Renting A Car In The United States As A European

Welcome back to the blog after a little “summer break”. It lasted a bit longer than I initially expected it to, but with all the travels, there was not as much time left as I anticipated. But now, summer is (nearly) over, and I’m ready to start again. The list of blog posts in the making is long, as is the list of things I experienced this summer, so I decided to use my time waiting for my flight from Seoul, South Korea back home and start right away.

The biggest tip of this summer – and my life so far! – was undoubtedly the road trip through Western America. I made lots of experiences, and I value them all, good and bad. It was the first time I ever rented a car abroad (despite one time in Italy, but that was only for a few hours, so it does not really count) and there are a few things I noticed in the US.

To begin with, I always suggest using a big and reliable renting agency (such as Alamo, Sixt, Hertz, ...) to avoid bad experiences. Most of the time you can cancel your reservation until a few hours before the scheduled start of the renting period, so it’s better to start looking early, and you might get lucky with the price. Also, if you are my age, you always have to pay a “young driver fee” that’s applicable for drivers between 21 and 25 years, depending on your renting agency. This can make a huge difference when comparing prices, but luckily, the saleswoman had a good day and decided to eliminate the fee from the bill, which actually saved me a few hundred dollars!

But now to the more interesting part: Driving in the US as a European!
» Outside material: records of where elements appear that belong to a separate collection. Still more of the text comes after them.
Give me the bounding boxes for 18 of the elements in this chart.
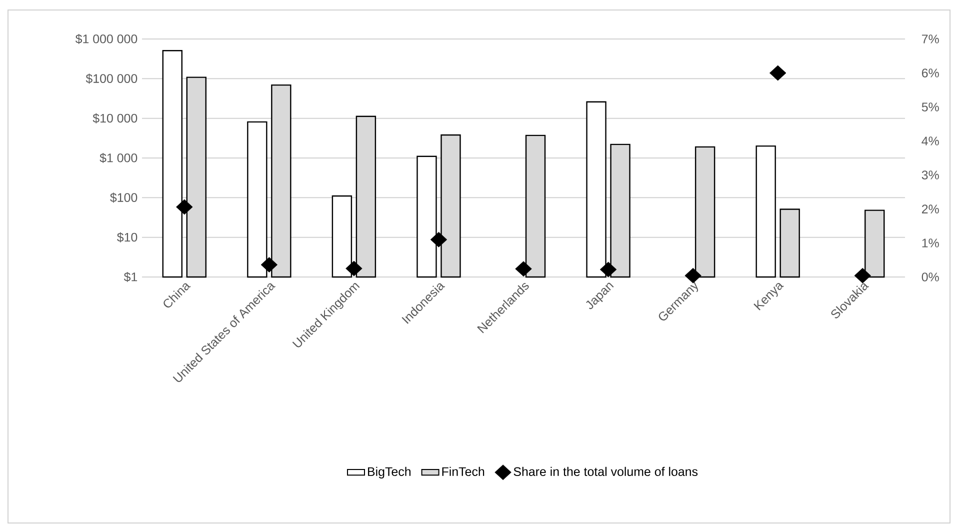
legend-label: BigTech <box>368 466 410 478</box>
y2-tick-label: 6% <box>922 68 939 78</box>
y2-tick-label: 7% <box>922 34 939 44</box>
y-tick-label: $1 000 000 <box>75 34 138 44</box>
y-tick-label: $1 000 <box>100 152 138 164</box>
y2-tick-label: 2% <box>922 204 939 214</box>
y2-tick-label: 4% <box>922 136 939 146</box>
y-tick-label: $100 <box>110 192 138 203</box>
y2-tick-label: 1% <box>922 238 939 248</box>
y-tick-label: $100 000 <box>86 74 138 84</box>
y2-tick-label: 5% <box>922 102 939 112</box>
y-tick-label: $10 <box>117 232 138 242</box>
y-tick-label: $10 000 <box>92 113 138 124</box>
legend-label: FinTech <box>442 466 484 476</box>
y2-tick-label: 3% <box>922 170 939 180</box>
y2-tick-label: 0% <box>922 272 939 282</box>
y-tick-label: $1 <box>124 272 138 282</box>
legend-label: Share in the total volume of loans <box>514 466 698 476</box>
We Europeans are used to kilometres, red lights, parking in designated areas, and using the right lane if possible. Well, in the US, there are different rules. What bothered me the most, in the beginning, were the miles. It was hard for me to “get a feeling” of how fast or slow I am going when you look at the speed, and it says 60 mph … while 60 kmh is not that fast, it’s actually around 95 kmh, so not that slow at all. But in your head, you are used to 60 being something that’s driven in cities, while you definitely SHOULDN’T drive 60 mph in a city! Actually, after a while, I adjusted really well, and after a week or two, I was feeling pretty confident driving mph.

The weirdest thing in the US: you are allowed (or obligated if you listen to the honks of the driver right behind you) to torn right even on a red light. Of course. Sometimes right turn is forbidden during red lights, but then there has to be an actual sign that says so. Otherwise, you are allowed to go right through it. Of course, you have to mind the other traffic.

Other things I was not used to – you can be parking in a parking lane and still get a fine or your car can get torn IF there is a fire hydrant too close to your vehicle. This nearly happened to me, but luckily a pedestrian brought it to my attention, as in Europe that’s not of importance. And the thing that would make my driving instructor go mad is: you don’t have to use the right lane if it’s free. You could be on a highway with five different lanes and drive in the middle one while the lane on the very right is empty. In Europe, you could get a fine for that, and I actually know people who paid up to 100 Euros for that. But at the same time, you are allowed to pass other cars while being on the right lane and that’s really strange too, as this is forbidden in Europe as well.

Also, it’s always weird to drive a different car but me and mine became friends in the end.

With this little blog post, I am starting my whole series about the entire trip, and I can’t wait to tell you everything about all the cool destinations I visited, the people I met and the wildlife I saw! You’ll be surprised how much this country has in store for you!